Challenge & Opportunity
At this moment in time, many of our group cultures are sick. They have become the repositories for outdated relational patterns such as scapegoating, bullying, hierarchy, domination, and separation, which persist unconsciously in our groups’ relational fields despite our best efforts to evolve. Instead of supporting innovation, unhealthy group cultures keep us stuck in old ways of thinking, feeling, and doing. Instead of making us more effective, they create unproductive conflict, role confusion, and anxiety. Many of us feel these impacts in our workplaces and communities, and yet we can have difficulty naming and understanding the source of the problem.
Growing Healthy Cultures
In today’s world, the need to respond to complex social, economic and environmental challenges is bringing people together across lines of difference, and calling for new ways to organise and act together in service of our local communities and the world. The need for practical and versatile skillsets for collaboration – with our friends, families, colleagues, and communities – is greater than ever. However, cultural expectations are developed and carried beneath our conscious awareness and are often more “felt” than “known.” These invisible infrastructures require our attention.
Culture Garden helps groups to learn the skills and practices required to understand and engage with this hidden landscape: to identify the dynamics, needs, and issues at play in their cultural field; to compassionately release patterns that no longer serve their wellbeing; and, to become active participants in co-creating healthy group cultures that express their values and empower their work in the world.
Simultaneously, we support groups to plan and enact the structural and systemic changes over time which allow their healthy group cultures to flourish. This is a multi-dimensional process which can include governance and decision making systems, strength based mapping of the organisational assets and needs, action planning, and role/task descriptions & supportive review processes to name a few structural supports. A healthy culture functions best when it is in a reciprocal and harmonious relationship with these more formal group processes.
We call this practice Culture Gardening.
Our Values
Here at Culture Garden, we are committed to being a testing-ground and showcase for these very skills, and to providing and hosting programmes and events that make them accessible to individuals, groups, and communities across the UK, Europe and North America.

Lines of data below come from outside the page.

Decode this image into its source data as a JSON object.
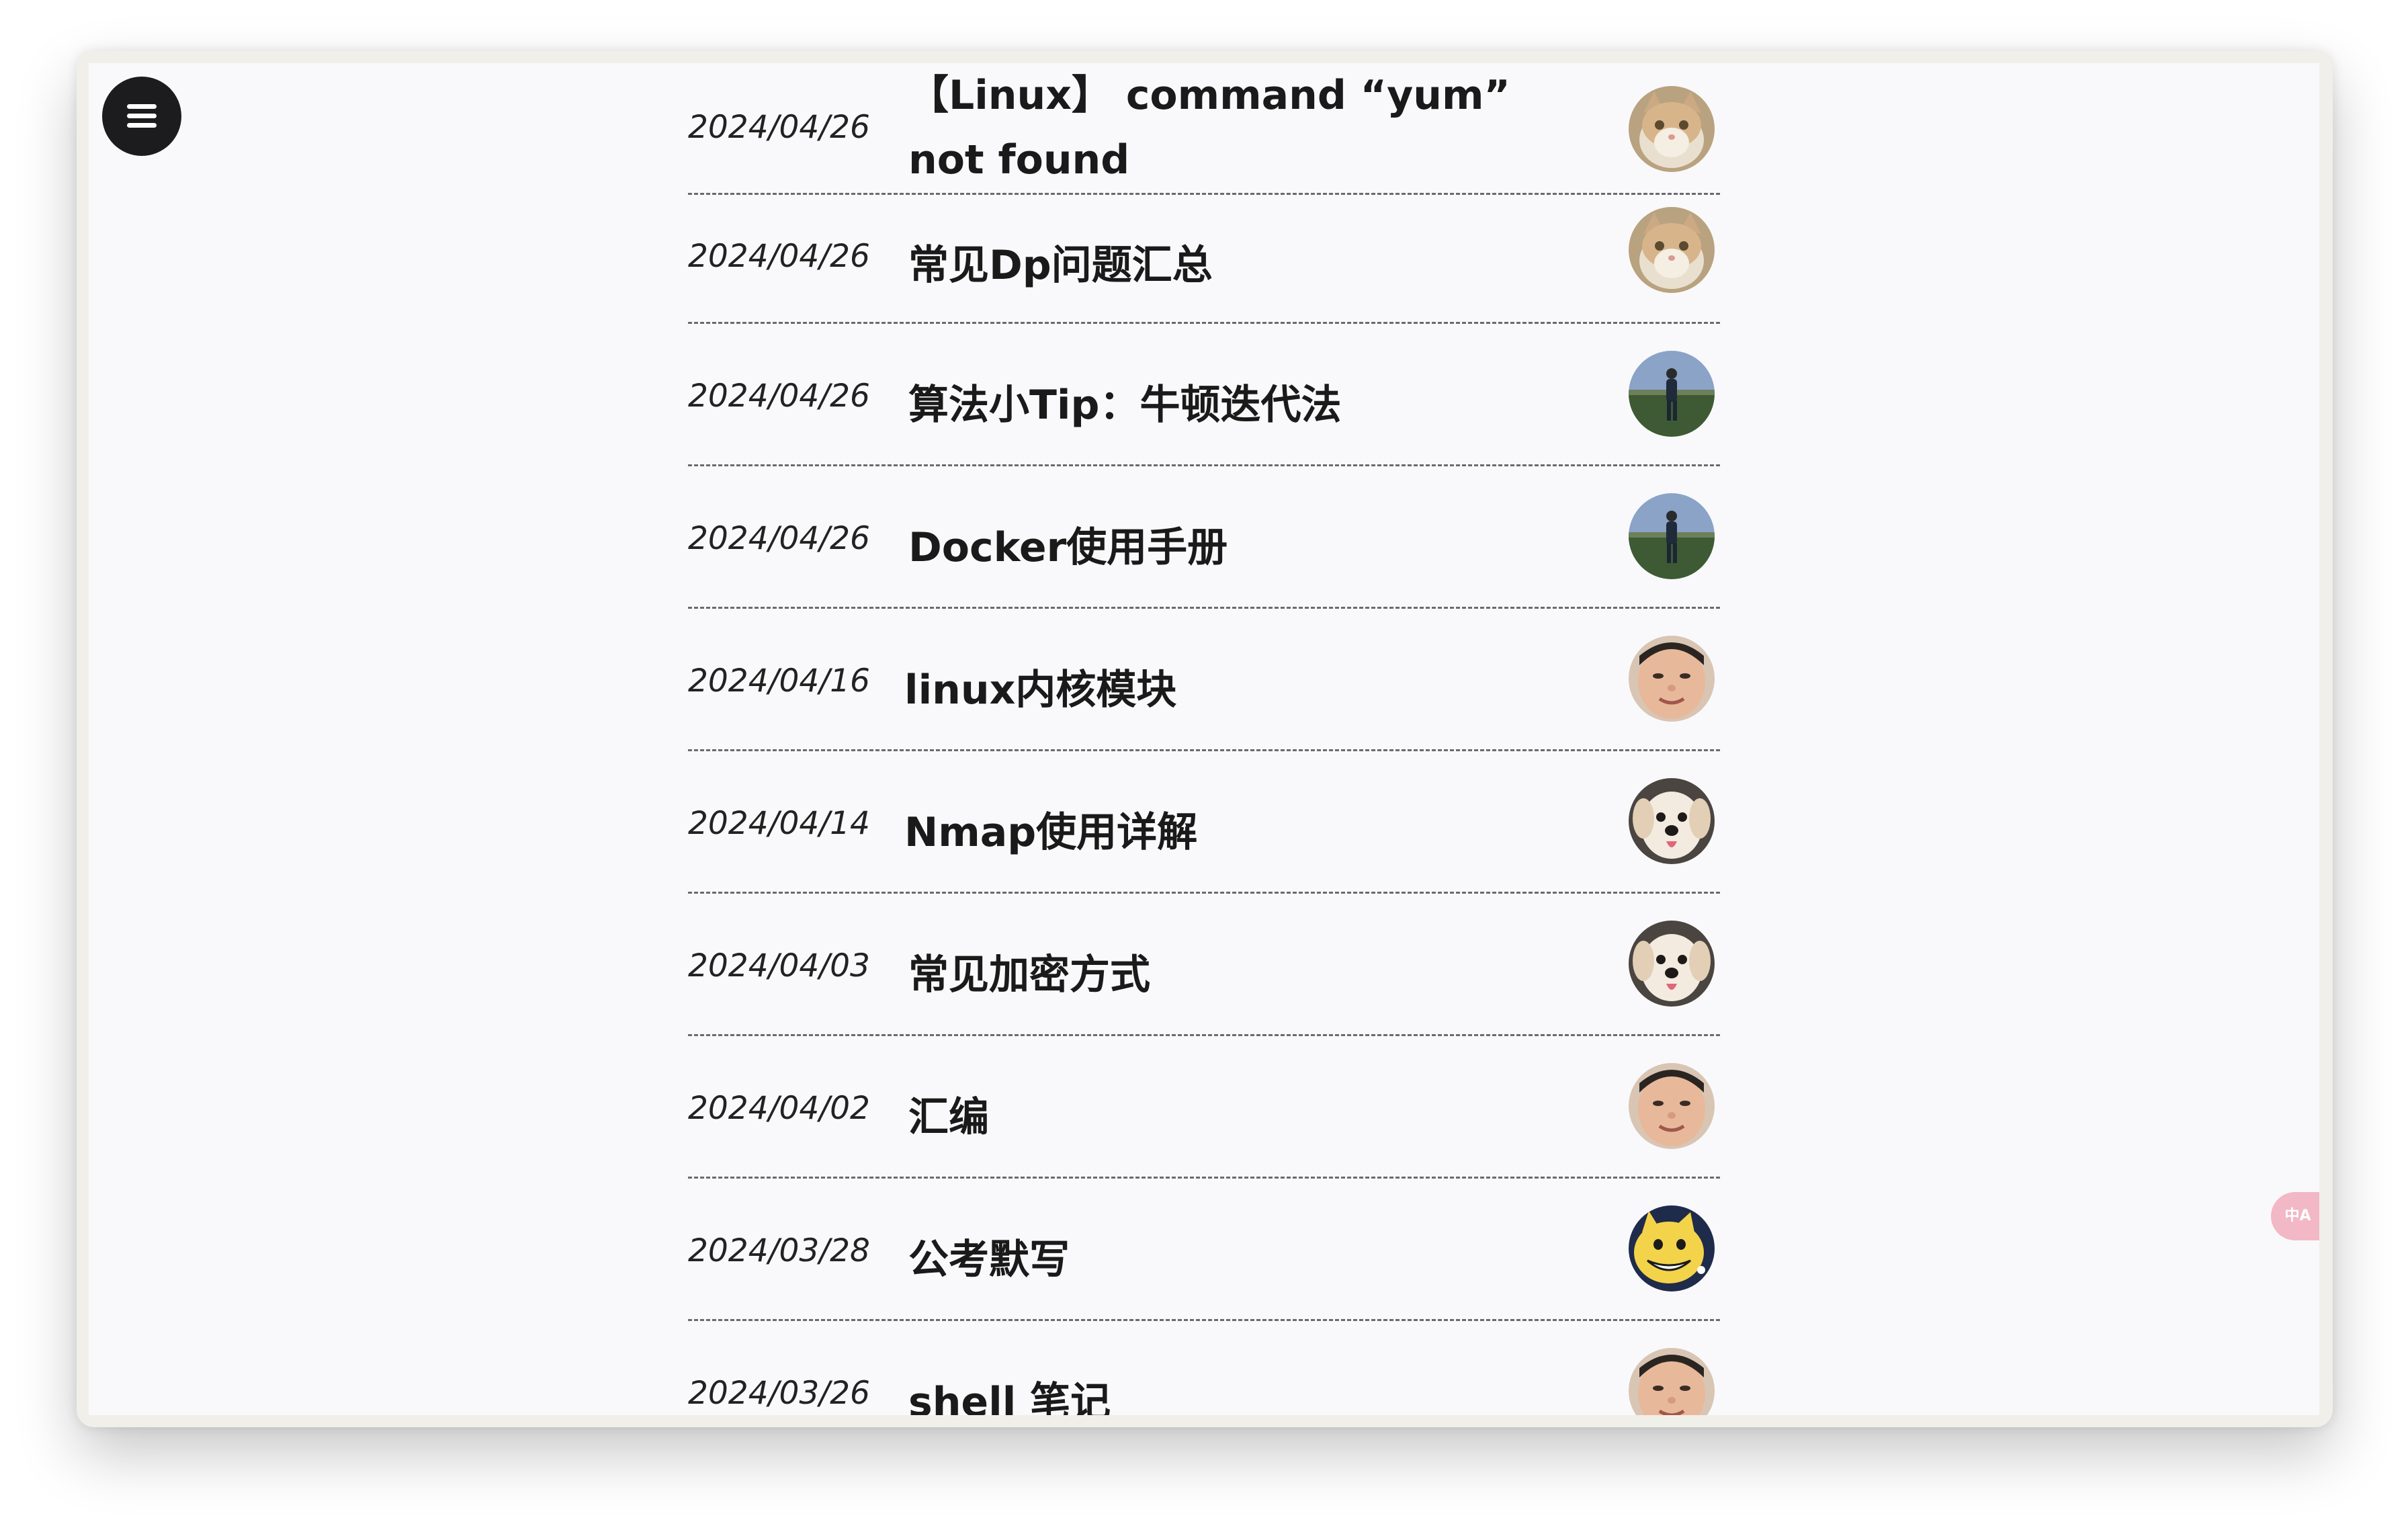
{
  "posts": [
    {
      "date": "2024/04/26",
      "title": "【Linux】 command “yum” not found",
      "avatar": "cat-avatar-icon"
    },
    {
      "date": "2024/04/26",
      "title": "常见Dp问题汇总",
      "avatar": "cat-avatar-icon"
    },
    {
      "date": "2024/04/26",
      "title": "算法小Tip：牛顿迭代法",
      "avatar": "person-field-avatar-icon"
    },
    {
      "date": "2024/04/26",
      "title": "Docker使用手册",
      "avatar": "person-field-avatar-icon"
    },
    {
      "date": "2024/04/16",
      "title": "linux内核模块",
      "avatar": "face-avatar-icon"
    },
    {
      "date": "2024/04/14",
      "title": "Nmap使用详解",
      "avatar": "puppy-avatar-icon"
    },
    {
      "date": "2024/04/03",
      "title": "常见加密方式",
      "avatar": "puppy-avatar-icon"
    },
    {
      "date": "2024/04/02",
      "title": "汇编",
      "avatar": "face-avatar-icon"
    },
    {
      "date": "2024/03/28",
      "title": "公考默写",
      "avatar": "cartoon-avatar-icon"
    },
    {
      "date": "2024/03/26",
      "title": "shell 笔记",
      "avatar": "face-avatar-icon"
    }
  ],
  "translate_tab": {
    "label": "中A"
  },
  "menu": {
    "icon": "hamburger-menu-icon"
  }
}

Our own experience has shown us that the hallmarks of a successfully partnering group are connection, creativity, and collaboration; we foster these qualities and values in everything we do.
connection
Connection is like an invisible root system, which links each individuals’ inner journey of self-actualisation with the interactions and activities of the whole. Practicing connection ensures that a group’s outer activities and initiatives support its members’ inner wellbeing – and vice versa – which invokes the powerful synergy of mutual benefit. We’ve seen the ways that this synergy is an invaluable source of energy, inspiration, and guidance for any group.
collaboration
Collaboration is about sharing intelligence, effort, and leadership. This doesn’t mean that every decision or action must be taken collectively; rather, it means we believe that every member of a group has valuable input which can be engaged in different ways in different contexts. We believe that groups are more alive and make better decisions when they use flexible, collaborative systems which draw from the intelligence of the whole.
creativity
Creativity is the process of giving shape, energy, and intention to the vast field of possibility that exists within and around us. By attending to how it nourishes, receives and directs its creative energies, a group ensures that what it creates is well-formed, rooted in its deepest intentions, and responsive to the ever-evolving needs of the world. It can also include its partners, community, and the other-than-human realm in its creative process, unleashing the joy and generativity of a co-creative flow.